La politica estera americana dell’Amministrazione Trump prevede un rapporto “muscolare” anche con la Cina sia sul piano commerciale che su quello politico/militare. Una dichiarazione in particolare del prossimo segretario di Stato Rex Tillerson sui futuri rapporti con Pechino ha ottenuto una reazione immediata e dura al di là del credibile dal China Daily e da altri media controllati dallo stato cinese e direttamente dal Partito comunista.
Tillerson, nel corso delle audizioni in Senato, in generale molto più interessanti di quel che ci poteva aspettare, ha preso una posizione dura contro la Russia, ma ancora più dura contro la Cina. Discutendo delle isole artificiali fortificate costruite da Pechino nei mari cinesi del sud, Tillerson ha detto che gli Stati Uniti impediranno l’accesso alle isole: «Non consentiremo l’accesso a quelle isole», ha detto. Tillerson non ha spiegato come il “blocco” avverrà ma ha fatto capire che ci vorrà una dimostrazione di «forza militare se necessario».
Insomma si potrebbe immaginare un blocco navale vecchio stile per impedire ad altri l’accesso alle isole. Isole che sono contese da altri paesi nella regione, ma che la Cina ha di fatto occupato trasformandole da banchi di sabbia disabitati e generalmente ignorati da tutti in delle fortezze artificiali, grazie a una massiccia opera di costruzione che ha prodotto costruzioni, porti, centri di trasmissione, cogliendo di sorpresa non solo i paesi vicini, ma anche gli americani. «È meglio che Tillerson rafforzi la sua strategia nucleare se vuole obbligare una grande potenza nucleare a non avere accesso al suo territorio», ha scritto in un editoriale il Global Times. Il China Daily ha aggiunto: «Un’azione di questo genere da parte americana farebbe partire un confronto devastante fra la Cina e gli Stati Uniti». In un altro passaggio sul Global Times si legge: «La Cina ha determinazione e forza sufficienti a impedire che questa minaccia abbia successo, a meno che Washington non stia programmando una guerra su vasta scala nei Mari Cinesi del Sud, qualunque altro approccio sarebbe stupido».

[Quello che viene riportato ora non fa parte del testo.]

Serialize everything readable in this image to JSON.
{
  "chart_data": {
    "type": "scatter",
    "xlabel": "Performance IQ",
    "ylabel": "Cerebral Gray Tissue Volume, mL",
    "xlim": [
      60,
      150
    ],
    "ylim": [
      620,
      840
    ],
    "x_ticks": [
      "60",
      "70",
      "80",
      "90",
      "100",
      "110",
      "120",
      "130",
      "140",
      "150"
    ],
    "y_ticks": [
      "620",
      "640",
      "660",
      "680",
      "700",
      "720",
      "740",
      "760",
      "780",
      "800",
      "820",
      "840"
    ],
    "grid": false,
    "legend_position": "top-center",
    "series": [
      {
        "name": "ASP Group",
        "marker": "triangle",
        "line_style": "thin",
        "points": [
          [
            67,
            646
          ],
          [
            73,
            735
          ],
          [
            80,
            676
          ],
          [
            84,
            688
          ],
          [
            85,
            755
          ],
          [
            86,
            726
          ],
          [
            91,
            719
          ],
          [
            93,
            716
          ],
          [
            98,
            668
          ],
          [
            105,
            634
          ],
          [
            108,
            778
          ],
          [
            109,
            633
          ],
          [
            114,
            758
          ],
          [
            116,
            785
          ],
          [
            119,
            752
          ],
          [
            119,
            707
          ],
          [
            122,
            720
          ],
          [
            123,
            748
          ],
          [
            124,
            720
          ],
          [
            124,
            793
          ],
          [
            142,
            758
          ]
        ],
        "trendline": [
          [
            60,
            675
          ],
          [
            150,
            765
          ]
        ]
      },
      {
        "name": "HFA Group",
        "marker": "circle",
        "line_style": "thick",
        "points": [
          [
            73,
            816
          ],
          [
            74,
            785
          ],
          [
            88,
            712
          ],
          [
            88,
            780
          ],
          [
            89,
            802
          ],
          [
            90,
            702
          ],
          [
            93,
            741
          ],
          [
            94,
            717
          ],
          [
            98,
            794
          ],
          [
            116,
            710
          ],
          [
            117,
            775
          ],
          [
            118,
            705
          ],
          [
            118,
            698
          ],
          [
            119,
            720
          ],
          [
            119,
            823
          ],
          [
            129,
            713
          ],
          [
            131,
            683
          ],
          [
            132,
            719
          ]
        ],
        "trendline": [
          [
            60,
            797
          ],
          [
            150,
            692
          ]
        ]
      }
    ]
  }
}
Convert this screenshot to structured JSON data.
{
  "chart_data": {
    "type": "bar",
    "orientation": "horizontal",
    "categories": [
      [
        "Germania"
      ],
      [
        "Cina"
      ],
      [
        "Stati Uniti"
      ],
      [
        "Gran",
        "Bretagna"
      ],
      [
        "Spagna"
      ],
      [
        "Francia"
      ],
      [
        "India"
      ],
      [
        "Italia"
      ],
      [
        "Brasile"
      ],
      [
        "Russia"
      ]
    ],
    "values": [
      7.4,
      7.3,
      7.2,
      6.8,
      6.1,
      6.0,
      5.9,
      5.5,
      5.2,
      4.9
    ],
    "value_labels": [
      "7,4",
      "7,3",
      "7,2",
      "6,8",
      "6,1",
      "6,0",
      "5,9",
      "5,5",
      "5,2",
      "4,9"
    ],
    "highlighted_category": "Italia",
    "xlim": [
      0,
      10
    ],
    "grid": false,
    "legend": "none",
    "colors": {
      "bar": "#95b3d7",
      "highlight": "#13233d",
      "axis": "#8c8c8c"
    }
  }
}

La Stampa non crede siano minaccie verosimili, la Cina non scatenerebbe mai una guerra per un blocco di alcune isole contese da altri per quanto strategiche. La verità è anche che l’amministrazione Obama è intervenuta troppo tardi nella vicenda, quando ormai i giochi erano fatti, le costruzioni e fortificazioni realizzate, con la Cina che aveva di fatto preso il controllo di queste fortezze più simili a delle portaerei o a delle piattaforme che a delle vere e proprie isole. A questo punto, quando Tillerson dice anche di considerare l’avanzamento territoriale cinese «sulla stessa stregua dell’invasione russa della Crimea» lancia in effetti una provocazione alla quale la Cina non poteva non rispondere. Ma è ovvio che il segnale in arrivo a Pechino dall’America non è rassicurante: dopo la telefonata di Trump al leader di Taiwan, dopo la promesse di nuove tariffe commerciali e ora di un possibile blocco navale, Pechino sta cercando di capire quanto della politica estera di Trump sia un bluff e quanto si debba invece prendere seriamente. Anche sul piano commerciale, quando tempo fa Trump minacciò tariffe anche del 35% su certe importazioni cinese, Pechino rispose a tono: «Propaganda di questo genere non ci impressiona», scrisse di nuovo il People’s Daily citando alti funzionari economici del governo: «Potremo anche assorbire l’urto di nuove tariffe in quanto le esportazioni non sono più un fattore determinante per la nostra crescita». C’è inoltre un altro problema per Washington, la Cina è membro della Wto, che riceverebbe quasi certamente un ricorso da Pechino per la violazione degli accordi sul libero scambio e che senza giustificazioni contrarie molto concrete, potrebbe venire accolta.
Comunque sia, le audizioni hanno fatto notizia in genere. Si è capito che gli ex generali, da John Kelly segretario designato per la sicurezza interna a James Mattis designato per guidare il Pentagono fino allo stesso Tillerson, hanno una visione molto più preoccupata di Trump nel descrivere il futuro dei rapporti con la Russia, considerata un «pericolo» e un «nemico» a seconda dei casi. Che sia la strategia del “bad cop good cop”? Tutto è possibile: Trump potrebbe mandare avanti i suoi per poi intervenire nei confronti di Mosca come il grande rappacificatore. Nei confronti di Pechino invece, la linea dura, almeno a parole è condivisa da tutti.